Land weist Flüchtlinge stur nach Quote zu

Seit einiger Zeit frage das Land die Aufnahmekapazitäten im Kreis Nordfriesland ab, aber nur die Gesamtzahl der Plätze. „Manche Wohnungen können jedoch nur von Familien genutzt werden, andere sind für Einzelpersonen geeignet. Manche Flüchtlinge müssen behindertengerecht untergebracht werden, andere haben Verwandte an einem bestimmten Ort“, geht Slopianka ins Detail. Das Land weise aber unabhängig von solchen Besonderheiten nach Quote zu. „Haben wir zum Beispiel neun Plätze für eine Großfamilie gemeldet, heißt das nicht, dass wir dort auch neun Einzelpersonen unterbringen können und umgekehrt.“ Der Kreis schlägt ein „Belegungsmanagement“ vor, so ähnlich, wie es das auf Kreisebene bereits gebe.
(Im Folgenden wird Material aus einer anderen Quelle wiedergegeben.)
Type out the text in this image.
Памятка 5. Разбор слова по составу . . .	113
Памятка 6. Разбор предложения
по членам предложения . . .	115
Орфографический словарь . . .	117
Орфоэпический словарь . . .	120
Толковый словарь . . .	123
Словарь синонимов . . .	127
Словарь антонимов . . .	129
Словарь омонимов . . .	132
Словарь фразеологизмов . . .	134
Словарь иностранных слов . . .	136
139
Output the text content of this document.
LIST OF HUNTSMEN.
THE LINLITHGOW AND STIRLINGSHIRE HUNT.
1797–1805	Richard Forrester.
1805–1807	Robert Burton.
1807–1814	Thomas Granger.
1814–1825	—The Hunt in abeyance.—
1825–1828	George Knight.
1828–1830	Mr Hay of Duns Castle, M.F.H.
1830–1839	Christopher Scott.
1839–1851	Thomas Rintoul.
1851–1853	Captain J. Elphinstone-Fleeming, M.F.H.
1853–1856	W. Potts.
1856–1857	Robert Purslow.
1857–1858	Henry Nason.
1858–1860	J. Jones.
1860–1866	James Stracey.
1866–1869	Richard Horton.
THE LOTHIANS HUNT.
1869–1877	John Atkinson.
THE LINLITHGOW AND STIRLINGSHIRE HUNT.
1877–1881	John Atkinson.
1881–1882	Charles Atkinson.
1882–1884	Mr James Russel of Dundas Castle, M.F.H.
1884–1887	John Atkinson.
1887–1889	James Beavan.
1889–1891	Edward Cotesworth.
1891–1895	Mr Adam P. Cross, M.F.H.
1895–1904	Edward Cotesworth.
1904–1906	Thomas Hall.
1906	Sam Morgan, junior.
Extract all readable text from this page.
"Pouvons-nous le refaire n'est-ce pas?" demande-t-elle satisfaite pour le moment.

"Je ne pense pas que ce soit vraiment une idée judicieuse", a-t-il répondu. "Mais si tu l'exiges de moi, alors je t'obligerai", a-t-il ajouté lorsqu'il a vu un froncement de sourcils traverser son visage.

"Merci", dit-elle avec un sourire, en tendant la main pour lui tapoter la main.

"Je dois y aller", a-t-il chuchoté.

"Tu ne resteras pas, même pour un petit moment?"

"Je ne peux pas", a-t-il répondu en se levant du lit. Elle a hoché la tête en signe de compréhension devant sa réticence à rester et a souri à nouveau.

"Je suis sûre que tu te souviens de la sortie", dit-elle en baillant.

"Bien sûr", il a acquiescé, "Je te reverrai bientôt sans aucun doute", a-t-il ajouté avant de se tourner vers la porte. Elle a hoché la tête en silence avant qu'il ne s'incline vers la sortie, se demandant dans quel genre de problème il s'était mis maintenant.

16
Ganz aktuelle Daten über die Zahl der Geflüchteten im Kreis Nordfriesland lagen am Dienstag nicht vor. Mitte Juni aber lebten hier knapp 9700 Geflüchtete, darunter gut 1700 Ukrainer. Alle Flüchtlinge sind nach Angaben des Kreises in Wohnungen untergebracht, mit einer Ausnahme: Es gibt eine Sammelunterkunft, die das Amt Mittleres Nordfriesland und der Kreis gemeinsam betreiben. Dort wohnen zurzeit etwa 70 Personen.

Die Bürgermeister der kleineren Städte und Gemeinden im Land gehören nicht zu den Unterzeichnern. Einschätzungen der Flüchtlingssituation etwa in Husum und Niebüll waren am Dienstagnachmittag in den dortigen Rathäusern nicht zu bekommen.